Contributions to the Field of Programming Languages
Barbara Liskov made significant contributions to the fields of programming languages and system design. She is best known for her work that led to the development of the Liskov substitution principle. This principle is now a fundamental part of object-oriented programming languages, i.e. Thor, which is a database system, developed using object-oriented programming language.
In addition to her data abstraction work, Liskov has contributed to the field of concurrent programming. She received numerous awards, including the A.M. Turing Award which is regarded as the highest honor in computer science.
More Notable Accomplishments of Barbara Liskov
- In 1963, she became the first woman in the United States to earn a PhD in computer science.
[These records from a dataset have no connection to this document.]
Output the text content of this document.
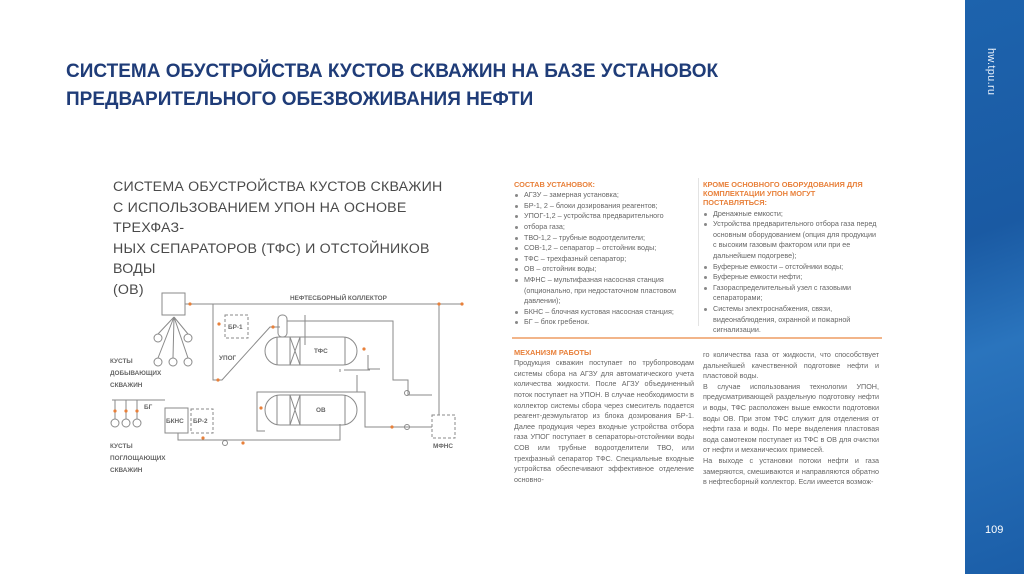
hw.tpu.ru
109
СИСТЕМА ОБУСТРОЙСТВА КУСТОВ СКВАЖИН НА БАЗЕ УСТАНОВОК
ПРЕДВАРИТЕЛЬНОГО ОБЕЗВОЖИВАНИЯ НЕФТИ
СИСТЕМА ОБУСТРОЙСТВА КУСТОВ СКВАЖИН
С ИСПОЛЬЗОВАНИЕМ УПОН НА ОСНОВЕ ТРЕХФАЗ-
НЫХ СЕПАРАТОРОВ (ТФС) И ОТСТОЙНИКОВ ВОДЫ
(ОВ)
НЕФТЕСБОРНЫЙ КОЛЛЕКТОР
БР-1
УПОГ
ТФС
ОВ
БКНС БР-2
БГ
МФНС
КУСТЫ
ДОБЫВАЮЩИХ
СКВАЖИН
КУСТЫ
ПОГЛОЩАЮЩИХ
СКВАЖИН
СОСТАВ УСТАНОВОК:
АГЗУ – замерная установка;
БР-1, 2 – блоки дозирования реагентов;
УПОГ-1,2 – устройства предварительного
отбора газа;
ТВО-1,2 – трубные водоотделители;
СОВ-1,2 – сепаратор – отстойник воды;
ТФС – трехфазный сепаратор;
ОВ – отстойник воды;
МФНС – мультифазная насосная станция (опционально, при недостаточном пластовом давлении);
БКНС – блочная кустовая насосная станция;
БГ – блок гребенок.
КРОМЕ ОСНОВНОГО ОБОРУДОВАНИЯ ДЛЯ КОМПЛЕКТАЦИИ УПОН МОГУТ ПОСТАВЛЯТЬСЯ:
Дренажные емкости;
Устройства предварительного отбора газа перед основным оборудованием (опция для продукции с высоким газовым фактором или при ее дальнейшем подогреве);
Буферные емкости – отстойники воды;
Буферные емкости нефти;
Газораспределительный узел с газовыми сепараторами;
Системы электроснабжения, связи, видеонаблюдения, охранной и пожарной сигнализации.
МЕХАНИЗМ РАБОТЫ

Продукция скважин поступает по трубопроводам системы сбора на АГЗУ для автоматического учета количества жидкости. После АГЗУ объединенный поток поступает на УПОН. В случае необходимости в коллектор системы сбора через смеситель подается реагент-деэмульгатор из блока дозирования БР-1. Далее продукция через входные устройства отбора газа УПОГ поступает в сепараторы-отстойники воды СОВ или трубные водоотделители ТВО, или трехфазный сепаратор ТФС. Специальные входные устройства обеспечивают эффективное отделение основно-

го количества газа от жидкости, что способствует дальнейшей качественной подготовке нефти и пластовой воды.

В случае использования технологии УПОН, предусматривающей раздельную подготовку нефти и воды, ТФС расположен выше емкости подготовки воды ОВ. При этом ТФС служит для отделения от нефти газа и воды. По мере выделения пластовая вода самотеком поступает из ТФС в ОВ для очистки от нефти и механических примесей.

На выходе с установки потоки нефти и газа замеряются, смешиваются и направляются обратно в нефтесборный коллектор. Если имеется возмож-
- She has held positions at MIT, Xerox PARC, Avaya Labs and is currently a Ford Professor of Engineering at MIT.
- Liskov was a co-designer of the CLU programming language and made significant contributions to the design of object-oriented programming languages.
- In 1987, she was inducted into the National Academy of Engineering, and in 1994 she became an ACM Fellow.
- In 1987, she became the first woman to be awarded the Draper Prize for her outstanding contributions to computer science.
- The Association for Computing Machinery also granted her its 2007 Distinguished Service Award for her contributions to distributed computing and shared memory, her inspirational leadership in developing programming systems that have transformed software engineering, and her inspiring example as a role model.
- She led some important projects, such as the Venus operating system, Argus, Thor, and more.
- Her work influenced programmers such as Bertrand Meyer, Grady Booch, James Gosling, Maurice Wilkes and David Wheeler.
In addition to her work in computer science, Liskov has also been a leader in promoting women in science and engineering. She is currently a professor at MIT and continues to make essential contributions to the field of computer science.